So i just found out i replied to my room mates craigslist ad. Akward
I couldnt decide if i wanted to pee first or vomit. So i Peed sideways while throwing up into the tub.
Seriously this night has "go home now before you cry, puke or scream on someone" written all over it.
Look. If you're going to be my girlfriend you need to be down with me licking BBQ off your face infront of kids.
Considering that your "hello" was replaced with "Fuck yo couch," I'm not surprised that you have a black eye.
Mate, you pissed in my bed. Then told me to "Just keep swimming"
So, I without a doubt haven't used the bag I'm now carrying since we were dating. Just had to discreetly throw out an unopened magnum in a bus station.

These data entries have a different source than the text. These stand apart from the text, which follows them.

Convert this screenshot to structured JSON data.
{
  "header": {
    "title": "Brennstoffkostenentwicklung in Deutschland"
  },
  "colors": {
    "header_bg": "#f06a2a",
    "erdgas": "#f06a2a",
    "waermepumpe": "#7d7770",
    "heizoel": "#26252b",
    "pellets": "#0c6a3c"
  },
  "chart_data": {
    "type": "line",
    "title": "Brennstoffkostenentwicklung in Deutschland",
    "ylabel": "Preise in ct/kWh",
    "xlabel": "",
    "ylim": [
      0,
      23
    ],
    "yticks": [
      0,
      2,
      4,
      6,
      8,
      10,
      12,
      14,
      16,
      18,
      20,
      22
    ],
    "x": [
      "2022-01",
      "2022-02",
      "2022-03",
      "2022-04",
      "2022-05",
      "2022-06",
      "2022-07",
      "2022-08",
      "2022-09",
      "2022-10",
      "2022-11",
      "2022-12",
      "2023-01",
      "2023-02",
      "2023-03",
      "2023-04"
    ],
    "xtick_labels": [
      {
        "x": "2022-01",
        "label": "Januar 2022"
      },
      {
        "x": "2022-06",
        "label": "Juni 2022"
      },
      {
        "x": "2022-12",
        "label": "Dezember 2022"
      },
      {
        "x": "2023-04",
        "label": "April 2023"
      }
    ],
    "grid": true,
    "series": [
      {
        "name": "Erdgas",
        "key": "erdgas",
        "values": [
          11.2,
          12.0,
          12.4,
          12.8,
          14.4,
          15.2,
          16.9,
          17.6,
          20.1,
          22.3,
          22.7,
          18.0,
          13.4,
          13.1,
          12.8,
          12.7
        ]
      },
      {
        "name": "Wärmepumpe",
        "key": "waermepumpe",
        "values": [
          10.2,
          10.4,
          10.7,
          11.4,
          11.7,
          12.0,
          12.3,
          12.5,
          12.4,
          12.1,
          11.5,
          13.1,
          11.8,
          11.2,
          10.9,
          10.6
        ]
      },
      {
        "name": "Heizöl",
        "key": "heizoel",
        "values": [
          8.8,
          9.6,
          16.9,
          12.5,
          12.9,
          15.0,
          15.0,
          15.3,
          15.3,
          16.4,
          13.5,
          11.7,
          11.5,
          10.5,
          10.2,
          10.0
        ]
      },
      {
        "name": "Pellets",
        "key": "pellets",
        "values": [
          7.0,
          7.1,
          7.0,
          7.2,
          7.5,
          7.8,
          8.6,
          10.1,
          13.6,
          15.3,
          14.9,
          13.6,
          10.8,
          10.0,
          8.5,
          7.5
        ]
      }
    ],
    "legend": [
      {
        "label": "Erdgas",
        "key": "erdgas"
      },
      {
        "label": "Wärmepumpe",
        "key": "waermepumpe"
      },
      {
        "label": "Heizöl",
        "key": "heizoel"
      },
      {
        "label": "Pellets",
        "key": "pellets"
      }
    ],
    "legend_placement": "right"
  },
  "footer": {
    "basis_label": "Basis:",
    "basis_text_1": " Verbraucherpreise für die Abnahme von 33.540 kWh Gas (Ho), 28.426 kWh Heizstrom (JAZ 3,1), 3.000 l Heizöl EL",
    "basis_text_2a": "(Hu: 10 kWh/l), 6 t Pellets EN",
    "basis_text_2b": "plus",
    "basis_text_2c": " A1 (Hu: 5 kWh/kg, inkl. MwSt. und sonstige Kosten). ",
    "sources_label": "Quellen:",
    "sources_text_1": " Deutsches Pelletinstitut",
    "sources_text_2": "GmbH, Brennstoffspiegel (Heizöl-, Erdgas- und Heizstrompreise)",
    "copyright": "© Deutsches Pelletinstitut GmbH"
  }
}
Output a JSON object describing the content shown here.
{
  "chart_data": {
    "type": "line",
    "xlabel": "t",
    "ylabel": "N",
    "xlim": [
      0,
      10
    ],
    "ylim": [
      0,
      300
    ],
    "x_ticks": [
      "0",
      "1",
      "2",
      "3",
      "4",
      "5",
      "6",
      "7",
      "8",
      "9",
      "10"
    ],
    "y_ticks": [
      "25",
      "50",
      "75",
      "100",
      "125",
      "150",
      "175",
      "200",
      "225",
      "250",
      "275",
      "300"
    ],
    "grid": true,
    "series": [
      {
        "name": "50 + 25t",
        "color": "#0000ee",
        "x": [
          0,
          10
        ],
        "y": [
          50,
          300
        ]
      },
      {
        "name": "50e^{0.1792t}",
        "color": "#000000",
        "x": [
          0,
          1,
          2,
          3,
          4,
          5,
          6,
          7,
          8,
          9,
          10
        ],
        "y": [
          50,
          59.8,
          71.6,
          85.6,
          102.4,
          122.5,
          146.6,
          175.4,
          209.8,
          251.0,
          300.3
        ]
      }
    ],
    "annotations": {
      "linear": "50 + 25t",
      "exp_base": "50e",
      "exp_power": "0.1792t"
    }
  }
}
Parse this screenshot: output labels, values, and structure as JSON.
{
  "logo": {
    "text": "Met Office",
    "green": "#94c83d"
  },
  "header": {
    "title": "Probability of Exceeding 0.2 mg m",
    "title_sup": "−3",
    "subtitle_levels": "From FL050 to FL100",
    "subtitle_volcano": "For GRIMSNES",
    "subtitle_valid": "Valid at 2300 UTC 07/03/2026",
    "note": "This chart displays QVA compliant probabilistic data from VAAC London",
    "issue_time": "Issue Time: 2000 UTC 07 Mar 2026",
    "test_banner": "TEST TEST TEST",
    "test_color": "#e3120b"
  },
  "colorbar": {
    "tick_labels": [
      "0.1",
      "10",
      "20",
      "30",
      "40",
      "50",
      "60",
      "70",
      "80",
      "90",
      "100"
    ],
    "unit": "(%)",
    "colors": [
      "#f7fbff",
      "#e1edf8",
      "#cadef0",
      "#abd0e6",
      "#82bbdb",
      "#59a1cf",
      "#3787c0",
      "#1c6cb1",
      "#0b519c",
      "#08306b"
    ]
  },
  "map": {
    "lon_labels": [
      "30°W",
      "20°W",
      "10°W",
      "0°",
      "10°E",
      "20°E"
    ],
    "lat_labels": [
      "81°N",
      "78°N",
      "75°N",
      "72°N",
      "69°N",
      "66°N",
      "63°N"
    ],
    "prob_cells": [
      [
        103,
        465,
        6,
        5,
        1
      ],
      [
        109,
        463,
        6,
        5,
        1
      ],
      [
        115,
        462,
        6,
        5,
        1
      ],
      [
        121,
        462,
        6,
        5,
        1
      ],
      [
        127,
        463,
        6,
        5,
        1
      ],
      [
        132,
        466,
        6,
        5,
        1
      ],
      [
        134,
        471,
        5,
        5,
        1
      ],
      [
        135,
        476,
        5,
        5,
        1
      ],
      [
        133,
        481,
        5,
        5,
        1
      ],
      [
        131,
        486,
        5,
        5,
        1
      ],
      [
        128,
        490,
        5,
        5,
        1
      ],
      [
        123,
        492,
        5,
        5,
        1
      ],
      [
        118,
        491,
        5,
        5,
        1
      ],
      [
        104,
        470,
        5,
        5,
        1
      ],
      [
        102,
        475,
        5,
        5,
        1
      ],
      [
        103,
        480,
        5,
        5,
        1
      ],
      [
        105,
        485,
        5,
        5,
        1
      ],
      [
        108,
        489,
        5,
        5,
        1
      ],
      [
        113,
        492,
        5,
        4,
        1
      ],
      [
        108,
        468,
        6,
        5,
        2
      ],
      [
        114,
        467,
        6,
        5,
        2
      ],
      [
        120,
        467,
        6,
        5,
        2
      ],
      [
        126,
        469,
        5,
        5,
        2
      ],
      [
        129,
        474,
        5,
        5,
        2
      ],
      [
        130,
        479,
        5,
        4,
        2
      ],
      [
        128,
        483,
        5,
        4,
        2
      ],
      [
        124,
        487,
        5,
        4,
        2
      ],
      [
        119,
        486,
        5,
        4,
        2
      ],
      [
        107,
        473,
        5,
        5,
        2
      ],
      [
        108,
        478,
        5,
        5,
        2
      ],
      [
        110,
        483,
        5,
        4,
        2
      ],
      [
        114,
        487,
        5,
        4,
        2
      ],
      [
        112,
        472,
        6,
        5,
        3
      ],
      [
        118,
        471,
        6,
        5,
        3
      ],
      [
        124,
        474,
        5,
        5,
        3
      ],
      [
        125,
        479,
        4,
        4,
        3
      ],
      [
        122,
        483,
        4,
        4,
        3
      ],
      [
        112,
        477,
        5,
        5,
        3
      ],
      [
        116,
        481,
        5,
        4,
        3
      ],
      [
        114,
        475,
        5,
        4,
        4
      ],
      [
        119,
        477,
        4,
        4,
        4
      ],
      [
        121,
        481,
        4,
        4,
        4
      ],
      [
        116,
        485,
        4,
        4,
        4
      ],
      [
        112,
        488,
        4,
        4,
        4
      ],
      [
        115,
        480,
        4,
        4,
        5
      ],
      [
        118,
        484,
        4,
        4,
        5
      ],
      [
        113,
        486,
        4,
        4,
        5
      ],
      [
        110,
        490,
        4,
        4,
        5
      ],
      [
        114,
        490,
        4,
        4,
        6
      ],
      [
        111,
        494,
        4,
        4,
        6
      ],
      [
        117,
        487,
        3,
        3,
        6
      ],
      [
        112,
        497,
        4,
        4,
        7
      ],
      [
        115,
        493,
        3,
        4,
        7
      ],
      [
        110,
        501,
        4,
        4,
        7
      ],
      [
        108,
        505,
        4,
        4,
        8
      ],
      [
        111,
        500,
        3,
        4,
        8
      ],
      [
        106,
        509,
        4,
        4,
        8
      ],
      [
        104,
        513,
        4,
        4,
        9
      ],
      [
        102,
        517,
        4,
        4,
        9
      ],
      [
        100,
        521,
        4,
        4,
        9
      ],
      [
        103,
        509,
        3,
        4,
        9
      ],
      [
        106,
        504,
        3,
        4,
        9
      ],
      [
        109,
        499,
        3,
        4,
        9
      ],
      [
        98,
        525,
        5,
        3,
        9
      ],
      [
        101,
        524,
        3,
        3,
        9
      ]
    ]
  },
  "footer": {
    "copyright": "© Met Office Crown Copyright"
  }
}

not sure when or how we ended up at this wedding party but you need to be here they are handing out screwdrivers and Yamakas to everyone and it's a got damn open bar you need to be here now
I didn't rip your fishnets, WE ripped your fishnets.
We need some Captain and Fanta. That shit will change your life. Sidenote, bring an IV drip to hook me to in the morning
The magnum condom fits. I feel like a manly version of cinderella
HOLY SHIT HOLY SHIT HOLY SHIT HOLY SHIT
So I just ran in to the Couger you saw me take home last month who i haven't talked to since then at Wawa and she was PISSED.. APPARENTLY i fucked her niece last week
How are you feeling today?
Like Satan handed me a grenade and ass sandwich.
I would never blame a unicorn for anything.....how dare you
The fact that you cheered yourself on while you puked saying it was your first college puke, blacked out, and sang taylor swift to the toilet confirms the fact that we are related. I've never been more proud.